Many data warehouse projects are a failure because an inappropriate data model is chosen at the beginning of the project.
I am a proponent of a normalized data model. Unfortunately, it is not necessarily fashionable to store data in a third normal form or higher in recent years. This may also be because, in the age of Big Data, unstructured data is gaining the upper hand. Therefore, data structured by definition is often stored in the data warehouse or denormalized. There are situations in which Teradata denormalization makes sense. However, there is also often the situation that denormalization has to serve as a stopgap solution due to wrong decisions in the creation of the physical data model.
In this article, however, we will look at denormalization techniques for the cases where it makes sense.
We should always try to create a normalized data model first and start denormalizing only when performance requires it. Denormalization should always be well considered and should never be done intuitively.
The effects of denormalization are unpredictable. We must not forget that denormalization is designed to improve the performance of specific applications. At the same time, we often do not know or see the impact on all other applications until it is too late.
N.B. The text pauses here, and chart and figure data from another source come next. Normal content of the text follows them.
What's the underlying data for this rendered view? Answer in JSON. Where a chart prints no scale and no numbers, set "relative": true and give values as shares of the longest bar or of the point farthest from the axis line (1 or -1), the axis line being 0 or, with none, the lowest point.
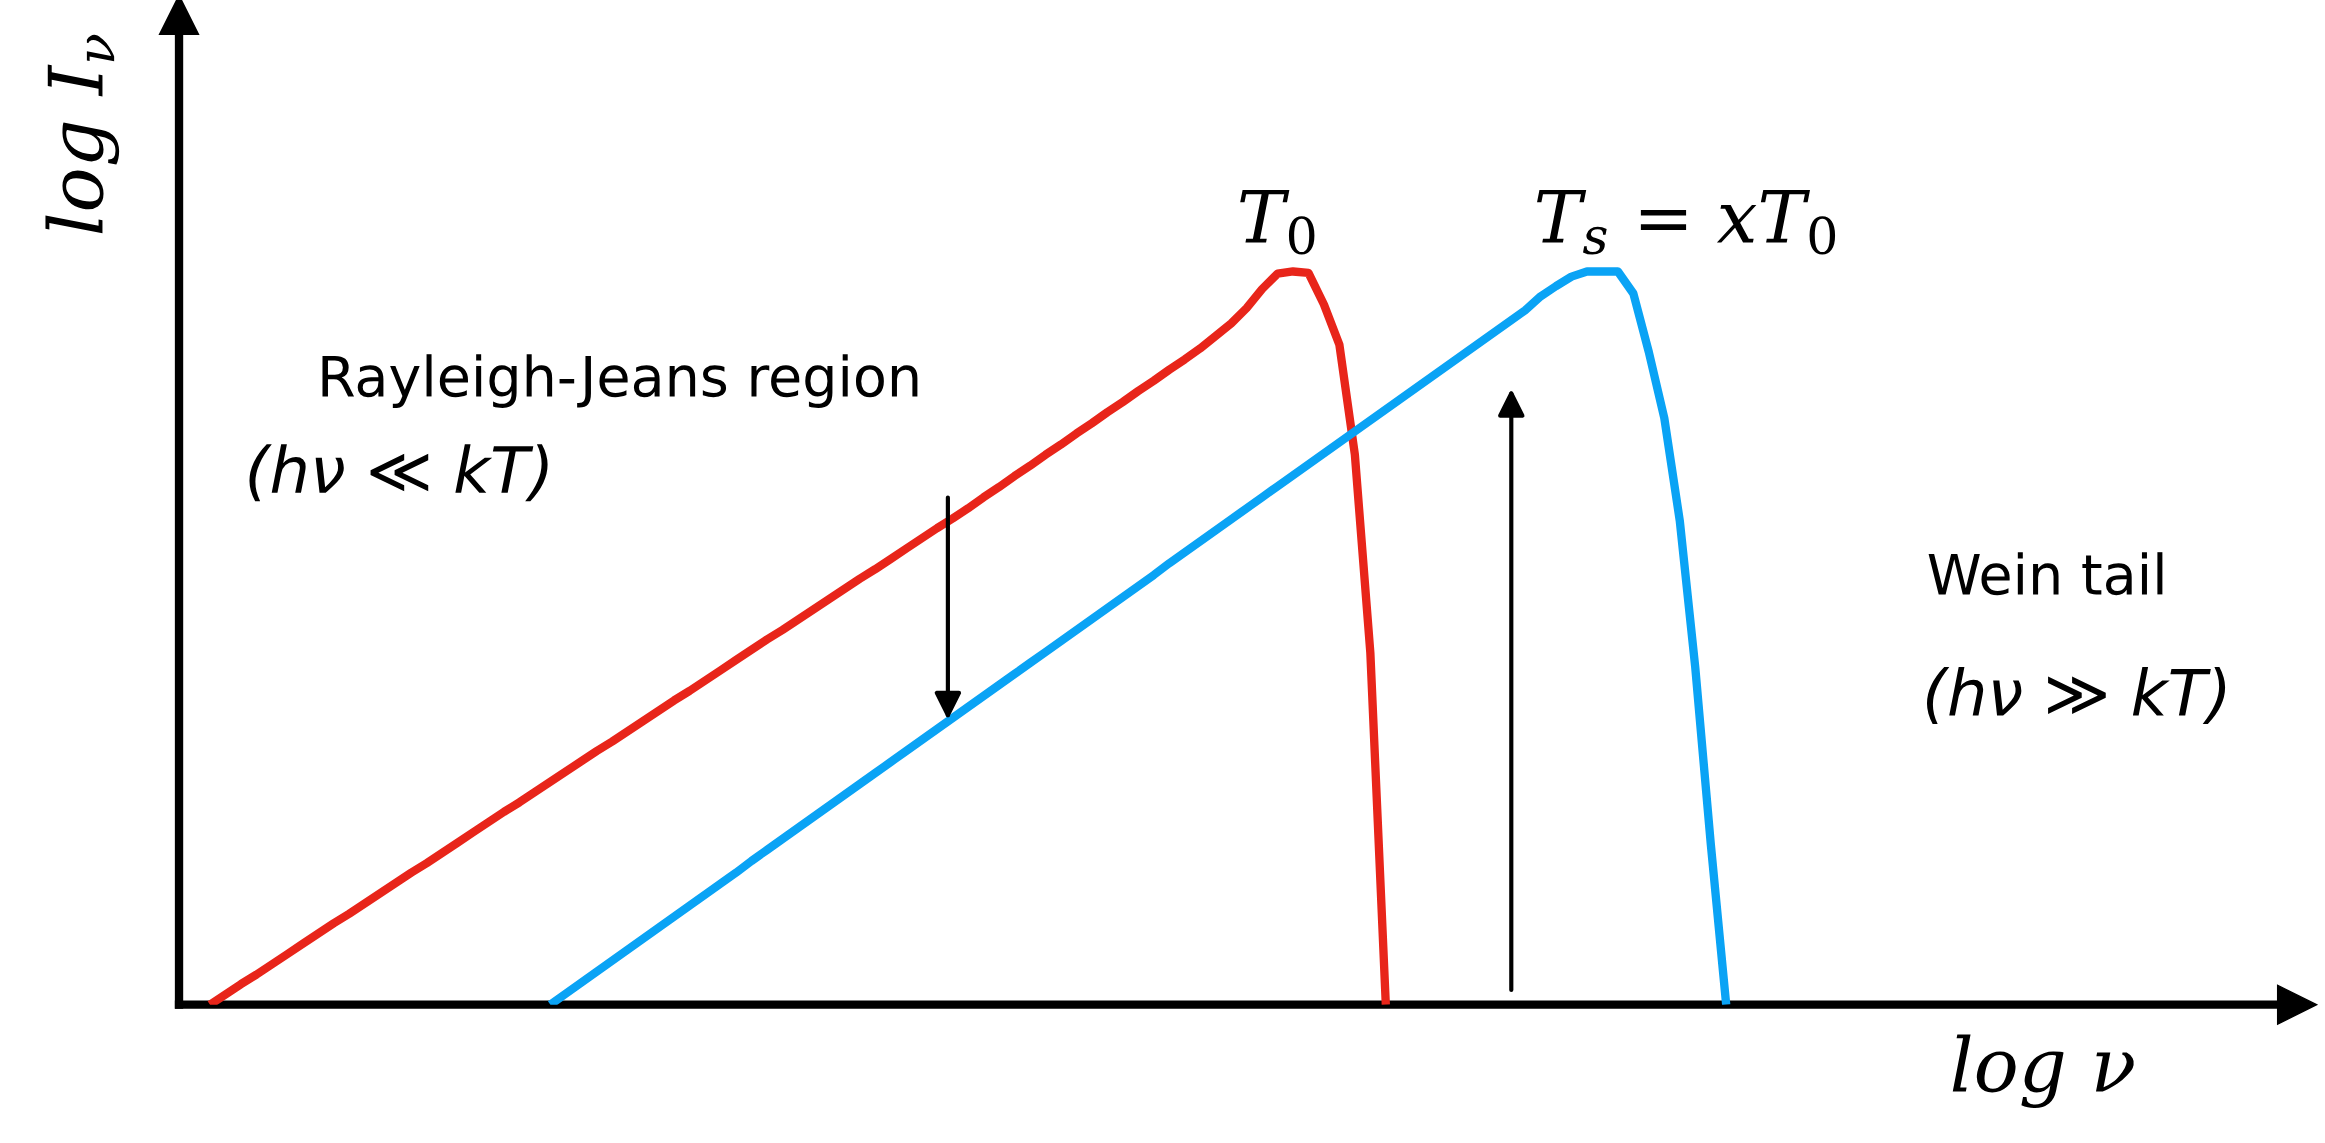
{
  "chart_data": {
    "type": "line",
    "relative": true,
    "xlabel": "log ν",
    "ylabel": "log I$_{ν}$",
    "tick_labels": false,
    "marker": "none",
    "line_style": "solid",
    "categories": [
      null,
      null,
      null,
      null,
      null,
      null,
      null,
      null,
      null,
      null,
      null,
      null,
      null,
      null,
      null,
      null,
      null,
      null,
      null,
      null,
      null,
      null,
      null,
      null,
      null,
      null,
      null,
      null,
      null,
      null,
      null,
      null,
      null,
      null,
      null,
      null,
      null,
      null,
      null,
      null,
      null,
      null,
      null,
      null,
      null,
      null,
      null,
      null,
      null,
      null,
      null,
      null,
      null,
      null,
      null,
      null,
      null,
      null,
      null,
      null,
      null,
      null,
      null,
      null,
      null,
      null,
      null,
      null,
      null,
      null,
      null,
      null,
      null,
      null,
      null,
      null,
      null,
      null,
      null,
      null,
      null,
      null,
      null,
      null,
      null,
      null,
      null,
      null,
      null,
      null,
      null,
      null,
      null,
      null,
      null,
      null,
      null,
      null,
      null,
      null,
      null
    ],
    "series": [
      {
        "color": "#e8251a",
        "values": [
          null,
          null,
          0,
          0.014,
          0.028,
          0.041,
          0.055,
          0.069,
          0.083,
          0.097,
          0.111,
          0.124,
          0.138,
          0.152,
          0.166,
          0.18,
          0.193,
          0.207,
          0.221,
          0.235,
          0.249,
          0.263,
          0.276,
          0.29,
          0.304,
          0.318,
          0.332,
          0.346,
          0.359,
          0.373,
          0.387,
          0.401,
          0.415,
          0.428,
          0.442,
          0.456,
          0.47,
          0.484,
          0.498,
          0.511,
          0.525,
          0.539,
          0.553,
          0.567,
          0.581,
          0.594,
          0.608,
          0.622,
          0.636,
          0.65,
          0.663,
          0.677,
          0.692,
          0.706,
          0.721,
          0.735,
          0.75,
          0.764,
          0.779,
          0.793,
          0.808,
          0.822,
          0.837,
          0.851,
          0.866,
          0.88,
          0.895,
          0.912,
          0.929,
          0.95,
          0.976,
          0.997,
          1.0,
          0.998,
          0.955,
          0.9,
          0.75,
          0.48,
          0,
          null,
          null,
          null,
          null,
          null,
          null,
          null,
          null,
          null,
          null,
          null,
          null,
          null,
          null,
          null,
          null,
          null,
          null,
          null,
          null,
          null,
          null
        ]
      },
      {
        "color": "#0aa3f5",
        "values": [
          null,
          null,
          null,
          null,
          null,
          null,
          null,
          null,
          null,
          null,
          null,
          null,
          null,
          null,
          null,
          null,
          null,
          null,
          null,
          null,
          null,
          null,
          null,
          null,
          0,
          0.015,
          0.03,
          0.045,
          0.06,
          0.075,
          0.09,
          0.105,
          0.12,
          0.135,
          0.15,
          0.165,
          0.18,
          0.196,
          0.211,
          0.226,
          0.241,
          0.256,
          0.271,
          0.286,
          0.301,
          0.316,
          0.331,
          0.346,
          0.361,
          0.376,
          0.391,
          0.406,
          0.421,
          0.436,
          0.451,
          0.466,
          0.481,
          0.496,
          0.511,
          0.526,
          0.541,
          0.556,
          0.571,
          0.586,
          0.602,
          0.617,
          0.632,
          0.647,
          0.662,
          0.677,
          0.692,
          0.707,
          0.722,
          0.737,
          0.752,
          0.767,
          0.782,
          0.797,
          0.812,
          0.827,
          0.842,
          0.857,
          0.872,
          0.887,
          0.902,
          0.917,
          0.932,
          0.947,
          0.966,
          0.98,
          0.993,
          1.0,
          1.0,
          1.0,
          0.97,
          0.89,
          0.8,
          0.66,
          0.46,
          0.22,
          0
        ]
      }
    ],
    "annotations": [
      "T$_{0}$",
      "T$_{s}$ = xT$_{0}$",
      "Rayleigh-Jeans region",
      "(hν ≪ kT)",
      "Wein tail",
      "(hν ≫ kT)"
    ]
  }
}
It is unforgivable if already the logical data model is not normalized.
Effects of denormalization
- Denormalization can improve the performance of the target application but degrade the performance of other applications. So we do precisely the opposite of what we want to achieve.
- A denormalized data model makes it challenging to develop new applications because a specialized model for a particular application usually does not fit others.
- Denormalization leads to DML (insert, update) anomalies. This is exactly what we wanted to prevent with a 3NF data model.
- Denormalization leads to higher costs of new applications due to increased complexity for all the reasons mentioned earlier.
Now that we know all the disadvantages let’s discuss the techniques used for denormalization.
While we avoid repeating groups in a normalized data model (as they violate 1NF), they can help save space and avoid joins. Assume we are designing a table to compare our customers’ end-of-month account balances, i.e., each month, the balance has to be compared with the previous month’s balance.
We could store (the preferred method) the information in a normalized table, keeping one row per month and customer.
To bring the required rows together, we either do a self-join or use an ordered analytic function. We might improve bad performance with repeating groups. We would store precisely one row per customer, holding the balances from each month in its column (BalanceJanuar, BalanceFebruar,…,BalanceDecember).
Advantages of Repeating Groups
- Increase performance
- Saves disk space
- Avoidance of analytical functions
Disadvantages of Repeating Groups
- DLL may need to be extended if not enough columns are provided. As a consequence also, an adaptation of the applications
- The reporting options are very limited to one application
Prejoins of Tables or Join Indexes
Prejoining of tables can be achieved in two different ways.
While we could do manual prejoins in your ETL/ELT process and store the result in a table, Teradata offers another method, the Join Indexes.
Both kinds of prejoins come with their advantages and disadvantages. The problem with join indexes is that it often requires a lot of experience to persuade the Teradata optimizer to use the join index; Still, as join indexes are system maintained, they might be an excellent choice to support our applications (“set and forget”).
I recommend designing manual prejoins for my ETL/ELT tasks (as the manual joins ensure a stable performance) and using join indexes to support reporting tools (such as Microstrategy, Business Objects, etc.).
Another common denormalization approach is to store pre-calculated data.
We would choose this approach if calculating the required information is expensive and done frequently. For example, we may store the average account balance calculated over the last 12 months. This would eliminate an expensive ordered analytic function otherwise needed to calculate this information.
As with prejoin, there are alternatives for derived data without denormalizing the tables: Aggregate Join Index, Global Temporary Tables, and Views in which the values are derived. These methods are preferred if we can achieve satisfactory performance.
Volatile Tables and Global Temporary Tables instead of Denormalization
If we cannot avoid techniques to increase the performance, Global Temporary Tables and Volatile Tables are often good alternatives to denormalize the PDM. Instead of the PDM, we can perform the normalization in these temporary database objects, but the PDM remains untouched. This saves us from repeating groups, derived data, and prejoins on the PDM.
While the above techniques can help solve performance issues, they never should be our first instrument of choice. Teradata offers many great tuning tools, such as row partitioning, secondary indexes, join indexes, etc. We should use these tools primarily to get rid of performance problems. Classical denormalization should be considered only if these techniques can’t deliver the required result.
We should never denormalize our data because it is the most straightforward and convenient approach from an implementation point of view. The disadvantages, such as data redundancy and the risk of inconsistencies, will cause enormous costs in a later stage of the project.
Many of the performance issues I had to solve were caused by “intuitive denormalization” (i.e., denormalization as the “path of least resistance”).